Um dos maiores problemas detectados nas cinebiografias é a paixão do realizador pelo seu ídolo e seu desejo e angústia em querer abarcar tudo sobre seu objeto. Esse embaçamento inicial traz com frequência consequências desastrosas para o resultado final dos filmes, pois quem quer falar de tudo termina por não aprofundar os diversos temas e tempos abordados.

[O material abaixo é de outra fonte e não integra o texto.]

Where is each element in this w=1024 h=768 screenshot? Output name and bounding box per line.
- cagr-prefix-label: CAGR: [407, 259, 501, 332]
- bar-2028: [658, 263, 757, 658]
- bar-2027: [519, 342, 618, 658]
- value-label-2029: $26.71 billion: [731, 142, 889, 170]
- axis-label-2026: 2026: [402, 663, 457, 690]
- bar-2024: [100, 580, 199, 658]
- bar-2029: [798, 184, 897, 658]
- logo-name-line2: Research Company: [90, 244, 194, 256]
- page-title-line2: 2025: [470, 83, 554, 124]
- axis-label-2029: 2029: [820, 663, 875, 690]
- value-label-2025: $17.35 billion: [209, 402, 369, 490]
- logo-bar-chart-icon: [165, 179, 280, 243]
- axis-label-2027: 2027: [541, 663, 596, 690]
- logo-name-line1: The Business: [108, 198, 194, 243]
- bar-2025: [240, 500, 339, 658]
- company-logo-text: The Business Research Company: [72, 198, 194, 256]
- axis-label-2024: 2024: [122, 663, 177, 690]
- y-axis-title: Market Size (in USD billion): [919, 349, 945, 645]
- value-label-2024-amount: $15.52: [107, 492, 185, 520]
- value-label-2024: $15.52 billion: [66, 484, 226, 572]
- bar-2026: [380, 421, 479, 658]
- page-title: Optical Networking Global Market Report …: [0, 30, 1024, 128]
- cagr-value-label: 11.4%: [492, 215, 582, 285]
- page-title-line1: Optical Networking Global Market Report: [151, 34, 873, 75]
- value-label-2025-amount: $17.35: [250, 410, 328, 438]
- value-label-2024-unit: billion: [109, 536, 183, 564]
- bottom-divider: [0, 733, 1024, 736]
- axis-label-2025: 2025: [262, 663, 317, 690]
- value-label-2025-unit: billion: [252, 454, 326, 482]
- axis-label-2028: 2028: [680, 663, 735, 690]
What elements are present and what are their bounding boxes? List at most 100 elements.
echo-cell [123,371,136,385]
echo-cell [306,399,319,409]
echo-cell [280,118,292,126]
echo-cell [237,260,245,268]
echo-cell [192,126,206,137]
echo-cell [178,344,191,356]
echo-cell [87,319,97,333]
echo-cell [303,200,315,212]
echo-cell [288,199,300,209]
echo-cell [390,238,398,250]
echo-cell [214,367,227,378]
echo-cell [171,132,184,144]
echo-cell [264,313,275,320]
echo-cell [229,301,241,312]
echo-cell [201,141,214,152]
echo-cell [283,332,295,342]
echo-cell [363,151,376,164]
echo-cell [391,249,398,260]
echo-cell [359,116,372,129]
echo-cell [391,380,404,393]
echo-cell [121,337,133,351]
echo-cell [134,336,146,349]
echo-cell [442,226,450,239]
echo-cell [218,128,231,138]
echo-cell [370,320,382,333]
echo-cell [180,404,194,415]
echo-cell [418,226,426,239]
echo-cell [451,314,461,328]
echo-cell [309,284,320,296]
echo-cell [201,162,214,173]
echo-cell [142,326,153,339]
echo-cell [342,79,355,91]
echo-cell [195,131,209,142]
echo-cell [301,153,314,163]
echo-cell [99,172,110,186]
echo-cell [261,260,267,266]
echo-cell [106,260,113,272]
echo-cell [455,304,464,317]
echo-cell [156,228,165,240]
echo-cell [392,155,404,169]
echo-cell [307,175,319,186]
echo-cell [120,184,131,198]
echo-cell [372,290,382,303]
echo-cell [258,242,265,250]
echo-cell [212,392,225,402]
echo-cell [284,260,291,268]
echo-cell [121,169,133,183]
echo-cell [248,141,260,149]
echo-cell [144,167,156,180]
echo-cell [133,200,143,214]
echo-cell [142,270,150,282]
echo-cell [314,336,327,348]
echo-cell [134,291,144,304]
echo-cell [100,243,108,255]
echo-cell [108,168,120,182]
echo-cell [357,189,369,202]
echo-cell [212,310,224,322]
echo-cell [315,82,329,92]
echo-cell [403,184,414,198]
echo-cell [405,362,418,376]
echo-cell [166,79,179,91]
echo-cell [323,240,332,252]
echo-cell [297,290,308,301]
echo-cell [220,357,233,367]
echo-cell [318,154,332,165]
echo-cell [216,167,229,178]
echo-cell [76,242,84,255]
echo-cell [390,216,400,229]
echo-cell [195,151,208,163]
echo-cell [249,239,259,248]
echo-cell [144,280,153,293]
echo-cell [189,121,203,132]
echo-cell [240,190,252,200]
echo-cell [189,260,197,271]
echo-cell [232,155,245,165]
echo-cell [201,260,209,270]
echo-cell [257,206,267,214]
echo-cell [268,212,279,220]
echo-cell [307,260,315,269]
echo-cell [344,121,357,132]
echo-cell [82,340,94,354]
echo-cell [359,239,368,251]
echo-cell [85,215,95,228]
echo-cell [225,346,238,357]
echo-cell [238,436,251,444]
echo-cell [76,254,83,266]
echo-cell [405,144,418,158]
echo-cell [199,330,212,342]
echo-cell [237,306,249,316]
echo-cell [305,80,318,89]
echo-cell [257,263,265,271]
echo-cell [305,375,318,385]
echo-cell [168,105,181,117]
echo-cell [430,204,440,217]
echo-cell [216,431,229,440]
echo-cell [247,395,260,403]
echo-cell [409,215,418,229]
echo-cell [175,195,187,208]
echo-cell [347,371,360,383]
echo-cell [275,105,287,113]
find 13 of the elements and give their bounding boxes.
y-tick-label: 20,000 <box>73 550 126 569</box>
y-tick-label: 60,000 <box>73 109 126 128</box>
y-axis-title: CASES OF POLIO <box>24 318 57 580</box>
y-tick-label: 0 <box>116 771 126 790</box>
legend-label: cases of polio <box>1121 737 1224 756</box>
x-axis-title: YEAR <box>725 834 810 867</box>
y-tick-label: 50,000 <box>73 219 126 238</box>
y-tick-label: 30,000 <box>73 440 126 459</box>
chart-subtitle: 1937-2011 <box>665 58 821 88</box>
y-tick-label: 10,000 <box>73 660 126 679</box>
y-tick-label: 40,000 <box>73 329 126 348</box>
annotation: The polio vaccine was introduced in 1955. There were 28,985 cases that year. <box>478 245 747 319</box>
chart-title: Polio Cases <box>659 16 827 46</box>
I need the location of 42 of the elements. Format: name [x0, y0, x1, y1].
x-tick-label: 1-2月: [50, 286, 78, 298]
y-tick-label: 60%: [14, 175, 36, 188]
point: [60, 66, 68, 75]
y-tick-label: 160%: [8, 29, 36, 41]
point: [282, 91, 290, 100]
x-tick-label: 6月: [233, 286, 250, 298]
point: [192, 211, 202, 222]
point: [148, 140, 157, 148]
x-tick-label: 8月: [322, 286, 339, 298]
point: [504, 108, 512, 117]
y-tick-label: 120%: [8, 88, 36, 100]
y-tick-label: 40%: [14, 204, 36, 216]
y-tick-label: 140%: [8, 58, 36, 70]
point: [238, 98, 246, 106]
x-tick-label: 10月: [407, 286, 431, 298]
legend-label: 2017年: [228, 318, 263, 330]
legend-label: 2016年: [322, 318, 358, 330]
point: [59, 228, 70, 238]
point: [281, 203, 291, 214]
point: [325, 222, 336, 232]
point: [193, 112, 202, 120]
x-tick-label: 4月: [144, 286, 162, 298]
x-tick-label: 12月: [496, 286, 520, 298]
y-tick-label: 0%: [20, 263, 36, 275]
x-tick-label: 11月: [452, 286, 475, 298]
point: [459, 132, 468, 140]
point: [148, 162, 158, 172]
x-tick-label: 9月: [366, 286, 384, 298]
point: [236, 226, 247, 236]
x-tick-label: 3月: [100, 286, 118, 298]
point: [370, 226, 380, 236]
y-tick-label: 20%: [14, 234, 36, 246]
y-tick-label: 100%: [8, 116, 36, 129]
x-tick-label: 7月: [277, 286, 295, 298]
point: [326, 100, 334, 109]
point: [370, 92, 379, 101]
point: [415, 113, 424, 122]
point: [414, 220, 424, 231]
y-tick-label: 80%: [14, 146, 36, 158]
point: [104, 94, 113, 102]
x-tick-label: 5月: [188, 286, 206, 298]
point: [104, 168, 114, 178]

Desse mal "Fevereiros", dirigido por Márcio Debellian (O vento lá fora, 2014 - também estrelado por Bethânia), não sofre, mesmo sendo evidente a paixão de Debellian à sua personagem. O diretor consegue magnificamente restringir sua temática e a desenvolve com a devida atenção. Seu interesse é trabalhar a beleza inerente à religiosidade sincrética brasileira, tendo a rainha Maria Bethânia como fio condutor. Debellian propõe traçar um arco cultural entre a Bahia e o Rio de Janeiro, aproveitando dois ensejos específicos: a festa da purificação em Santo Amaro e  o desfile da Mangueira em homenagem à Maria Bethânia, ambos ocorridos no mês de fevereiro. O filme também persegue carinhosamente os caminhos que permitiram que Bethânia se transformasse em uma espécie de síntese da nossa cultura religiosa popular. A pequena cidade de Santo Amaro da Purificação é vista como o espaço propício para que possamos acompanhar um poético passeio pela etnografia do recôncavo baiano.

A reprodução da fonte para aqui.